Active substance exposure in the primary VTE prevention studies was about 40% to 50% higher in female patients and no dose adjustment is recommended.

Ethnic origin

No clinically relevant inter-ethnic differences among Caucasian, African-American, Hispanic, Japanese or Chinese patients were observed regarding dabigatran pharmacokinetics and pharmacodynamics.

Paediatric population

Oral administration of dabigatran etexilate according to the protocol defined dosing algorithm resulted in exposure within the range observed in adults with DVT/PE. Based on the pooled analysis of pharmacokinetic data of studies DIVERSITY and 1160.108, the observed geometric mean trough exposures were 53.9 ng/mL, 63.0 ng/mL and 99.1 ng/mL in 0 to <2-year-old, 2 to <12-year-old and 12 to <18-year-old paediatric VTE patients, respectively.

Pharmacokinetic interactions

In vitro interaction studies did not show any inhibition or induction of the principal isoenzymes of cytochrome P450. This has been confirmed by in vivo studies with healthy volunteers, who did not show any interaction between this treatment and the following active substances: atorvastatin (CYP3A4), digoxin (P-gp transporter interaction) and diclofenac (CYP2C9).

Preclinical safety data

Non-clinical data reveal no special hazard for humans based on conventional studies of safety pharmacology, repeated dose toxicity and genotoxicity.

Effects observed in the repeated dose toxicity studies were due to the exaggerated pharmacodynamic effect of dabigatran.

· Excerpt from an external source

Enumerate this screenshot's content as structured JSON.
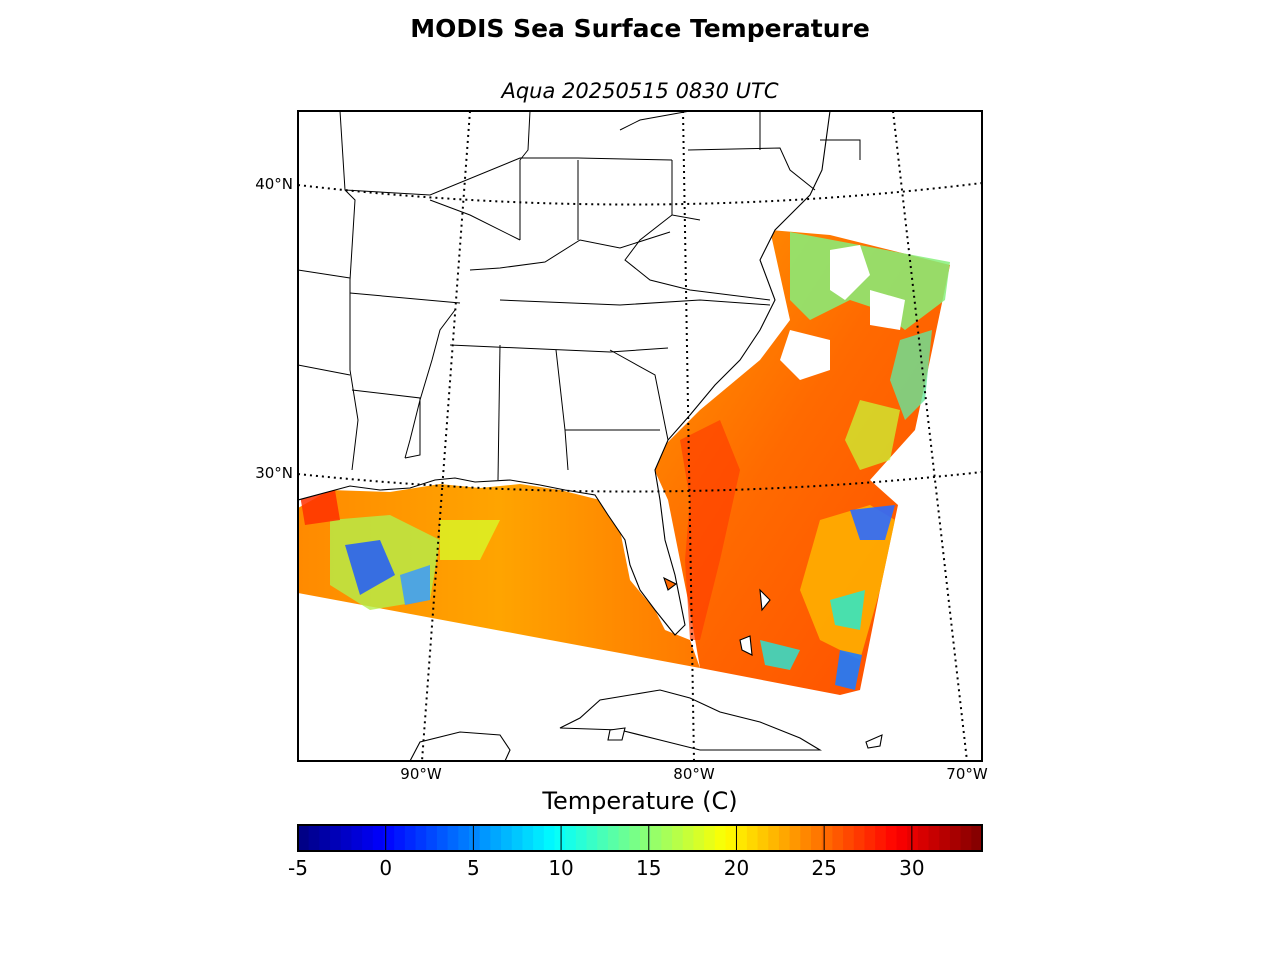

An effect on female fertility was observed in the form of a decrease in implantations and an increase in pre-implantation loss at 70 mg/kg (5-fold the plasma exposure level in patients). At doses that were toxic to the mothers (5- to 10-fold the plasma exposure level in patients), a decrease in foetal body weight and viability along with an increase in foetal variations were observed in rats and rabbits. In the pre- and post-natal study, an increase in foetal mortality was observed at doses that were toxic to the dams (a dose corresponding to a plasma exposure level 4-fold higher than observed in patients).

In a juvenile toxicity study conducted in Han Wistar rats, mortality was associated with bleeding events at similar exposures, at which bleeding was seen in adult animals. In both adult and juvenile rats, mortality is considered to be related to the exaggerated pharmacological activity of dabigatran in association with the exertion of mechanical forces during dosing and handling. Data of the juvenile toxicity study did neither indicate an increased sensitivity in toxicity, nor any toxicity specific to juvenile animals.

In lifetime toxicology studies in rats and mice, there was no evidence for a tumorigenic potential of dabigatran up to maximum doses of 200 mg/kg.

Dabigatran, the active moiety of dabigatran etexilate mesilate, is persistent in the environment.